The Oak Creek shooting took place about one year before I arrived in the U.S. Echoes of the shooting had traveled through media coverage in Thailand, where I was born and raised, but I arrived in the United States with only a vague understanding of the weight of such violence. Sadly, in the decade since, I have come to learn that the incident has been largely forgotten despite it being among the deadliest attacks on a house of worship in recent American history.
As a Thai Sikh woman, I often reflect on notions of identity and community and how they inform, together, the space I take up in the world.
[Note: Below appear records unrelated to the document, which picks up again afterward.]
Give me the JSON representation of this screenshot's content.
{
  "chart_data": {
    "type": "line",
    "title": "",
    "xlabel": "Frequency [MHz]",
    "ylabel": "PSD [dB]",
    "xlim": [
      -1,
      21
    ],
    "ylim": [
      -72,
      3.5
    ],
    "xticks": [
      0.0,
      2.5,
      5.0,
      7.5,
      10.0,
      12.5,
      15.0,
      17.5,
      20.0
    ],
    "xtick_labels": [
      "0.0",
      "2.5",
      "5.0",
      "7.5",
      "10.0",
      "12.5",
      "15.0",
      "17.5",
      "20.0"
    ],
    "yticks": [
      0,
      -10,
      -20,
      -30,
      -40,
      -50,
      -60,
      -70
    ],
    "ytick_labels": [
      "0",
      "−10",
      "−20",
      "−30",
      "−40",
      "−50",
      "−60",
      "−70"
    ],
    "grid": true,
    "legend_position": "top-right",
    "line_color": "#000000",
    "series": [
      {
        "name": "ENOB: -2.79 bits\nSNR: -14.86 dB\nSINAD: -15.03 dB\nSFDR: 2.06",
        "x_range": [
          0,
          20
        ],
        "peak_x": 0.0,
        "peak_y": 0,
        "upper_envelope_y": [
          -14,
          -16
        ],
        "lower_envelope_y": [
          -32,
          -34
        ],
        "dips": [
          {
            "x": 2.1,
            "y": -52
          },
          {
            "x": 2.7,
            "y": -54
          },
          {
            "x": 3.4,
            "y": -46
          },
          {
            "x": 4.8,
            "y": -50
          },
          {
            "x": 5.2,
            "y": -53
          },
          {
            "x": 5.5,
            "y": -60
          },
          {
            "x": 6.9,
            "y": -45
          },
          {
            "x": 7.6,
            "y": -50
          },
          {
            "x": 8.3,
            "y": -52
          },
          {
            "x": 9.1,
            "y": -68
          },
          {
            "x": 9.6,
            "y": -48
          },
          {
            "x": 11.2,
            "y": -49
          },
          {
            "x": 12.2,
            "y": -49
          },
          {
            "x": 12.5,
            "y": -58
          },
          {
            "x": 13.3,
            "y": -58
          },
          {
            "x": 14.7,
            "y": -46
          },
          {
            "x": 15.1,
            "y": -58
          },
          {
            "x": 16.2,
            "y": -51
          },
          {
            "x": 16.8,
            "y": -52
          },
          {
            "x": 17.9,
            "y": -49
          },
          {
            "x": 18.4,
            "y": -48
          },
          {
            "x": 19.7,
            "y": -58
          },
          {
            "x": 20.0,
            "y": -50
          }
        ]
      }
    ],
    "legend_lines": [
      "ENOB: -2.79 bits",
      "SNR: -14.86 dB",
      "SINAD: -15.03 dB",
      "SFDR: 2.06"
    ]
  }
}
In Bangkok, I was undoubtedly a member of a distinct minority group, but that experience profoundly differed from being considered an immediate other, as in the moment I landed in the United States. I have experienced emotional whiplash while trying to find my place in both countries, and it has been sobering to sometimes feel as though I'm someone who belongs, who is a stranger, or both simultaneously.
The gurdwara, or the Sikh house of worship, is such a space where Ive found both refuge and dislocation. When I return to Bangkok and enter the gurdwara, Im deemed the foreign-educated woman who passes through only once in a while to visit family; when I visit a gurdwara in the United States, my darting eyes betray me as an international visitor who's trying very hard not to stand out. In every gurdwara I have visited, however, I have felt nervous but safe, searching for my place. Even though I stand out, I am always welcomed with prayers and langar (communal food).